Researchers at the University of California-Berkeley are developing a 3-D imaging technology that can remotely sense objects across distances as long as 30 feet, 10 times farther than what can be done with comparable current low-power laser systems.
"While meter-level operating distance is adequate for many traditional metrology instruments, the sweet spot for emerging consumer and robotics applications is around 10 meters," according to researcher Behnam Behroozpour. "This range covers the size of typical living spaces while avoiding excessive power dissipation and possible eye safety concerns."
The researchers applied frequency-modulated continuous-wave (FMCW) technology to shrink the size and power consumption of today’s typical LIDAR (Light Radar) system without compromising their performance in terms of distance.
LIDAR systems emit laser light that hits an object, and then can tell how far away that object is by measuring changes in the light frequency that is reflected back. Current lasers used in high-resolution LIDAR imaging can be large, power-hungry and expensive.
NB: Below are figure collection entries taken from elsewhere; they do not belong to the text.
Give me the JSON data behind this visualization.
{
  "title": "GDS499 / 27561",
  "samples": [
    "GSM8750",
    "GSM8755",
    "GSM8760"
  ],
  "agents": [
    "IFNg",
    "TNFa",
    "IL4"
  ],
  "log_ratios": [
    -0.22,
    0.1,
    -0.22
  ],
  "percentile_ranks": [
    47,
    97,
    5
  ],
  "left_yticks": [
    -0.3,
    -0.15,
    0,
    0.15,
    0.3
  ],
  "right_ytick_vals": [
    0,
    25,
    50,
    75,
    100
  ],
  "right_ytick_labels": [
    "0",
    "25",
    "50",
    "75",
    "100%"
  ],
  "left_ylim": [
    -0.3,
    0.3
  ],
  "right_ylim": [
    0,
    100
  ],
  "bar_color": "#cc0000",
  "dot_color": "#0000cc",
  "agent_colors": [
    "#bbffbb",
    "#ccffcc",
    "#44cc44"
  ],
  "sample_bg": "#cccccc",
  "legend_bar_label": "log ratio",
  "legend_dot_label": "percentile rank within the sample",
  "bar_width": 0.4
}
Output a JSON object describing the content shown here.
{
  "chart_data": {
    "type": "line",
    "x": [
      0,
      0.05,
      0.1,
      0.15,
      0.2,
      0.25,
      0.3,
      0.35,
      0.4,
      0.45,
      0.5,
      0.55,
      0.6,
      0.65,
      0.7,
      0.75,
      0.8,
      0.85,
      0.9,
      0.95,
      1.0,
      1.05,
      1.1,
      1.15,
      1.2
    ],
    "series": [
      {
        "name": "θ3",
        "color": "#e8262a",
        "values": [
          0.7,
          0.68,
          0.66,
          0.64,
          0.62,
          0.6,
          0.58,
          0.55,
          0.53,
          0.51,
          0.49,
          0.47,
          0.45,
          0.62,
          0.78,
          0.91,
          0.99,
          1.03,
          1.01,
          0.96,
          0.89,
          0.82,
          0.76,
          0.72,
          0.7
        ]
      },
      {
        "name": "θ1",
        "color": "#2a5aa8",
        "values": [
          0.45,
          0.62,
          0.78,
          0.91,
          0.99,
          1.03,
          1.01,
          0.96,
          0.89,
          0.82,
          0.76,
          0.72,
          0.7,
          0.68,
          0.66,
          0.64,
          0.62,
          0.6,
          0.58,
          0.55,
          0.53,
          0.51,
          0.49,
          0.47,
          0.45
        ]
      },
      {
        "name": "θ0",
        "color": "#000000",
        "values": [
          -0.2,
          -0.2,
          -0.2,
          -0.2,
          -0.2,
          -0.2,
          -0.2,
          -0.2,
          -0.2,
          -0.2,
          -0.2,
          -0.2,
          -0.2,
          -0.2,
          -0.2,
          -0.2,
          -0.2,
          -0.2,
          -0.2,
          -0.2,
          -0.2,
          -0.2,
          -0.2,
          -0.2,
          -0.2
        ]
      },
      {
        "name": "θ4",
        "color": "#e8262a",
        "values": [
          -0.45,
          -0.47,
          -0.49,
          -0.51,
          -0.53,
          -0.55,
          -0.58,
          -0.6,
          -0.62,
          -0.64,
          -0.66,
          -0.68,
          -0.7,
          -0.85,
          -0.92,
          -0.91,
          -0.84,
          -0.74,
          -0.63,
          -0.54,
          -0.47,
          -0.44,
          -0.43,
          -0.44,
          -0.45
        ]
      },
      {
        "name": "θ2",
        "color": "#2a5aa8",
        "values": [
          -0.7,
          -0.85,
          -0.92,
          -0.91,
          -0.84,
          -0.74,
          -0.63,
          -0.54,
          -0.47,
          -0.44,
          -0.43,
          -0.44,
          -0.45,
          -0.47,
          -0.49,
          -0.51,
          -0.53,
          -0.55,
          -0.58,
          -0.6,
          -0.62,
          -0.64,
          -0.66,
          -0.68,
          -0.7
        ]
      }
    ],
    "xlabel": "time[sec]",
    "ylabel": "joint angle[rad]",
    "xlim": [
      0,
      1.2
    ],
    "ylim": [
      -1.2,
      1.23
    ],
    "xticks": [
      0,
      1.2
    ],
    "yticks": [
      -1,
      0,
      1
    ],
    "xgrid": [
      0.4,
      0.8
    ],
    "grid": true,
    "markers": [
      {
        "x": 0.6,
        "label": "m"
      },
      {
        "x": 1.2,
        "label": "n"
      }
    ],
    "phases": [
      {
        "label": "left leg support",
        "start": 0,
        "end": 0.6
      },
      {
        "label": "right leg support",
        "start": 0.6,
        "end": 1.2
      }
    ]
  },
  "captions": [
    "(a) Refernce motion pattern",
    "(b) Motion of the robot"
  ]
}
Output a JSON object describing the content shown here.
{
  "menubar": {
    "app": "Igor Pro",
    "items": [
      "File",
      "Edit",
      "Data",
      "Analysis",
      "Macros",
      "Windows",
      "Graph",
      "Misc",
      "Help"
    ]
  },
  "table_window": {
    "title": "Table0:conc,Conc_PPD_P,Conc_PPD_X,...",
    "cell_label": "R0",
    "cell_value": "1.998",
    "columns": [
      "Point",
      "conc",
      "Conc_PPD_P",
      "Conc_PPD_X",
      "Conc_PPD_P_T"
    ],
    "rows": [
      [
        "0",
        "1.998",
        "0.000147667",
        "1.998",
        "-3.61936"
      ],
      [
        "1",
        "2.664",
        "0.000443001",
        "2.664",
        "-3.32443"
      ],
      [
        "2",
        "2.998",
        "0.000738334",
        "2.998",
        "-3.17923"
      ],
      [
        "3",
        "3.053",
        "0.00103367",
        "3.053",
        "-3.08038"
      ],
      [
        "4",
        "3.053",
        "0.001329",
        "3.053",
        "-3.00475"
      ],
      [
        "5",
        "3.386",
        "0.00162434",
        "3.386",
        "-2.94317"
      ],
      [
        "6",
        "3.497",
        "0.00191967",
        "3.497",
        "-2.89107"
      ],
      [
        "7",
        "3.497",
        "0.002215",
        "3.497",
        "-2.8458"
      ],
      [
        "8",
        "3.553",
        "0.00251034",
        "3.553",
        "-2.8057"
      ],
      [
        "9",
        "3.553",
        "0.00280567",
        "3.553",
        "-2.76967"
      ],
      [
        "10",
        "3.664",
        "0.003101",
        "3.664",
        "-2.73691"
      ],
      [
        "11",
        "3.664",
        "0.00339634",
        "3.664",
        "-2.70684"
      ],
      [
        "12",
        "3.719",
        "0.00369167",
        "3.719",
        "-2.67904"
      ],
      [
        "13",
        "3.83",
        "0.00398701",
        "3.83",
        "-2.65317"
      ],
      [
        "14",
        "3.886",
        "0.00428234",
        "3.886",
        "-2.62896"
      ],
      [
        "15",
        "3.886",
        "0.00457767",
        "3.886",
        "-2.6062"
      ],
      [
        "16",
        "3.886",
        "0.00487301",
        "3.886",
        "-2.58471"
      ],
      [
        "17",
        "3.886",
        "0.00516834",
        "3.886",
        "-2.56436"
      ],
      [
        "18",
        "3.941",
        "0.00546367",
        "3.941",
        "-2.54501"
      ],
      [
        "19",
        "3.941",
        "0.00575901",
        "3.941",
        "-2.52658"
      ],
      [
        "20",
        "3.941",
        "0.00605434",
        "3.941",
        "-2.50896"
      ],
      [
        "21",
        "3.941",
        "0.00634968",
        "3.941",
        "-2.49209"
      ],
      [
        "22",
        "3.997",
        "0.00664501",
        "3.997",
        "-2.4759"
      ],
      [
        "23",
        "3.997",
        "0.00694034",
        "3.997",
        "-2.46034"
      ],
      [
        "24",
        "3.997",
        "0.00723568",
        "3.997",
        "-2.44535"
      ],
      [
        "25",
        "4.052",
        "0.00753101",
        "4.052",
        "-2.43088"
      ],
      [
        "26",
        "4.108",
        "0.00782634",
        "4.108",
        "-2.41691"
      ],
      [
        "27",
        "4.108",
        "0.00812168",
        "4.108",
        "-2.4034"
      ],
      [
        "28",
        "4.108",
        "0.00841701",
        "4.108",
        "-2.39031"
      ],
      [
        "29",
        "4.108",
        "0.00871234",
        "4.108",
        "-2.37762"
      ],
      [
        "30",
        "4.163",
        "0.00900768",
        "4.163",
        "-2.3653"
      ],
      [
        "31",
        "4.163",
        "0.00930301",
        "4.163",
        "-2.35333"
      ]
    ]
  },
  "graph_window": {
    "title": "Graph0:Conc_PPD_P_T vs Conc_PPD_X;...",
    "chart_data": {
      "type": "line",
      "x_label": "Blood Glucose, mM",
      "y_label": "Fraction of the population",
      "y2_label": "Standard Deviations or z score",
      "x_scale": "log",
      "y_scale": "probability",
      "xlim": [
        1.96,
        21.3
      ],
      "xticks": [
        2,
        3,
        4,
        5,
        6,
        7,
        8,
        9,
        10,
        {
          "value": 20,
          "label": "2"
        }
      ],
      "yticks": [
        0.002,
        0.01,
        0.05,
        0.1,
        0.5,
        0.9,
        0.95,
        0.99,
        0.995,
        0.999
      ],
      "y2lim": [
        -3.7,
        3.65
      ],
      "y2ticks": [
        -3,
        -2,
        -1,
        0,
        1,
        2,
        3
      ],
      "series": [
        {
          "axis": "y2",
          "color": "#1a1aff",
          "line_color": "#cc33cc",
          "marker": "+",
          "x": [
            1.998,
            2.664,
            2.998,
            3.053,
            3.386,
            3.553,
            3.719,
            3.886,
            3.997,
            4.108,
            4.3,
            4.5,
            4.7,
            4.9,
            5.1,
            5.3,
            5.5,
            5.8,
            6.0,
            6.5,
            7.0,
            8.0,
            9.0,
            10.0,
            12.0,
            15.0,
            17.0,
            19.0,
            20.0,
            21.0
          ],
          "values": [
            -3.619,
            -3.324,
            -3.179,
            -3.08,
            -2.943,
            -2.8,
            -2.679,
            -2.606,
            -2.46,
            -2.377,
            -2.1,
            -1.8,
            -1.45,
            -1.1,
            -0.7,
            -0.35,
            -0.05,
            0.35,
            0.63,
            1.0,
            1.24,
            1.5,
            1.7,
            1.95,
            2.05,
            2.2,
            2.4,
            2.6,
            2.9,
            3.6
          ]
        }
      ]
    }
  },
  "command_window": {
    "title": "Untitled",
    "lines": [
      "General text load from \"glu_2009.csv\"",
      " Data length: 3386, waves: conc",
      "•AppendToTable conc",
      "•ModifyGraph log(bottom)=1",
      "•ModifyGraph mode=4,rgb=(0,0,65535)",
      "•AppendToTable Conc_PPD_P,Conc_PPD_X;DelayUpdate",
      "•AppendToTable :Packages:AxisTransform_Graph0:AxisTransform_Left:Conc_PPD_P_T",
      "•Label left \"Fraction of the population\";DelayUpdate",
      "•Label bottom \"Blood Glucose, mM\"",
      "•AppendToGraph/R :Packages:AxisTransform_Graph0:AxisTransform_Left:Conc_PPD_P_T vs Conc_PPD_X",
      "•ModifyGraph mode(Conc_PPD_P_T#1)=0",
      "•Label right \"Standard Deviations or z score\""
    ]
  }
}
The Berkeley team in their prototype system exploited MEMS tunable VCSELs to amplify the system's signal without an expense of power.
"Generally, increasing the signal amplitude results in increased power dissipation," said Behroozpour. "Our solution avoids this tradeoff, thereby retaining the low power advantage of VCSELs for this application." The team's next plans include integrating the VCSEL, photonics and electronics into a chip-scale package.
The Berkeley team will present their achievement titled "Method for Increasing the Operating Distance of MEMS LIDAR beyond Brownian Noise Limitation," at the Conference on Lasers and Electro-Optics held June 8-13 in San Jose, Calif.